秋(9〜11月):荒食い・コノシロパターン
秋はシーバスが産卵に備えて荒食いする最高のシーズン。年間で最も大型が出やすい。
| ルアー | 使い方 |
|---|---|
| 大型ミノー(12〜15cm) | コノシロパターンの王道 |
| ビッグベイト(15〜20cm) | ランカー(80cm超)狙い |
| バイブレーション(20〜28g) | 広範囲サーチ |
| メタルジグ(20〜40g) | 遠投が必要な場面で |
WARNING
ボイルしている場所に直接ルアーを投げ込むとスレて食わないことが多い。ボイルの少し外側や群れの進行方向にルアーを通すのが効果的。
冬(12〜2月):産卵期・リアクション
冬は産卵シーズンで多くの個体が沖へ移動。岸からの難易度は上がるが、居付き個体は狙える。
| ルアー | 使い方 |
|---|---|
| 鉄板バイブレーション | 冬の定番。ボトム付近をリフト&フォール |
| メタルジグ | 沖の深場を攻める |
| サスペンドミノー | 巻きを止めて漂わせ、低活性の魚に口を使わせる |
TIP
冬場に1本を出すコツは「通い込み」。同じポイントに通って居付き個体の行動パターンを把握することが重要だ。
おすすめタックル
初心者向けセッティング:
- ロッド:シーバスロッド 8.6〜9.6ft(ML〜M)
- リール:スピニングリール 3000〜4000番
- ライン:PE 0.8〜1.2号 + フロロリーダー 16〜20lb
- ノット:FGノット(PEとリーダーの結束)
WARNING
PEラインは根ズレに弱い。

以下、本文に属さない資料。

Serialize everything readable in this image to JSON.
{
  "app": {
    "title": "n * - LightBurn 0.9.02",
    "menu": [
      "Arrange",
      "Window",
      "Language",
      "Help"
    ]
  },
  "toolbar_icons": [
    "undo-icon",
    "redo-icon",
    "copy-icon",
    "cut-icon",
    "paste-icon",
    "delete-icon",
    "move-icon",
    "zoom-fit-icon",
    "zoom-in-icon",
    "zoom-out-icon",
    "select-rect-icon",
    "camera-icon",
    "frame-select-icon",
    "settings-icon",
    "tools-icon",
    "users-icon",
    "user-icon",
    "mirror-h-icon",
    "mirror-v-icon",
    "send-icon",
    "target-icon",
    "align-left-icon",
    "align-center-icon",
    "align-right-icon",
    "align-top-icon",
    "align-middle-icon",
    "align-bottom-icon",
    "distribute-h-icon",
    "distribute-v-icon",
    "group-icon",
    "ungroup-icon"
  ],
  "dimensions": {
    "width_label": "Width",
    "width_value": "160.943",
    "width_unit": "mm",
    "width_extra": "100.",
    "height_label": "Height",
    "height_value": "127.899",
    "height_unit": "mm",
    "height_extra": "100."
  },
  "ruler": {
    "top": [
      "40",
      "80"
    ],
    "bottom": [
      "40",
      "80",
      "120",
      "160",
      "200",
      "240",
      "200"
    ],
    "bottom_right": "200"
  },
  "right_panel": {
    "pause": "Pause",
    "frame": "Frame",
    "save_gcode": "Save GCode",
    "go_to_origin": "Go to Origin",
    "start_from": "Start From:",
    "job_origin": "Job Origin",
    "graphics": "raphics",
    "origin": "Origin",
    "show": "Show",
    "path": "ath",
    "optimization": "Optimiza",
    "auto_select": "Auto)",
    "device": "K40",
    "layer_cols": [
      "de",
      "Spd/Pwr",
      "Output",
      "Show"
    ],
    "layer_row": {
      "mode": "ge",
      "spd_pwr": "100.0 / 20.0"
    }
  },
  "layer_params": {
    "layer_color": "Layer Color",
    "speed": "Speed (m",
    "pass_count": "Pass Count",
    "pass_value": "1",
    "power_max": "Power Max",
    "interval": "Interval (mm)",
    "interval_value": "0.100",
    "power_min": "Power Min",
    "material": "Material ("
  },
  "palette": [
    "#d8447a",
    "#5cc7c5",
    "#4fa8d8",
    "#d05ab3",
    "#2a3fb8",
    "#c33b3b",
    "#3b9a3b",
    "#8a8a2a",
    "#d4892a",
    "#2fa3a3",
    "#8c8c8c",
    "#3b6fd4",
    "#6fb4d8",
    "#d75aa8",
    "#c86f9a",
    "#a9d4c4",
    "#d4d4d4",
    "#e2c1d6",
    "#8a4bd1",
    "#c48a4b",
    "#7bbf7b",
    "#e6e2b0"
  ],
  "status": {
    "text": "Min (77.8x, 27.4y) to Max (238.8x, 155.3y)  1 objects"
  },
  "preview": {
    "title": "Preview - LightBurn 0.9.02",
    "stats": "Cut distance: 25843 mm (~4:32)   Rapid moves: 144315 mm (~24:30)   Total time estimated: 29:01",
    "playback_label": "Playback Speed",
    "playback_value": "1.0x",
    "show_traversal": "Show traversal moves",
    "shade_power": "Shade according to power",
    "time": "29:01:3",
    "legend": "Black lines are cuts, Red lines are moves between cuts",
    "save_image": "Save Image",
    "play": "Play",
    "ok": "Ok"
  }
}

必ずリーダー(フロロカーボン)を1m以上結束すること。
食べ方
秋〜冬にかけてが最も脂がのり美味。夏場の河口の個体は臭みが出ることがある。
- 刺身・洗い:新鮮なうちに。洗いは夏場でもさっぱり
- 塩焼き:シンプルに旨い
- ムニエル:バターとの相性抜群
- フライ:ふわふわの白身がフライに最適
TIP
釣った直後に血抜き(エラを切る)と神経締めをすると、格段に美味しくなる。
シーバスを釣ったら、サイズ・場所・ルアーを記録して次の釣行に活かそう。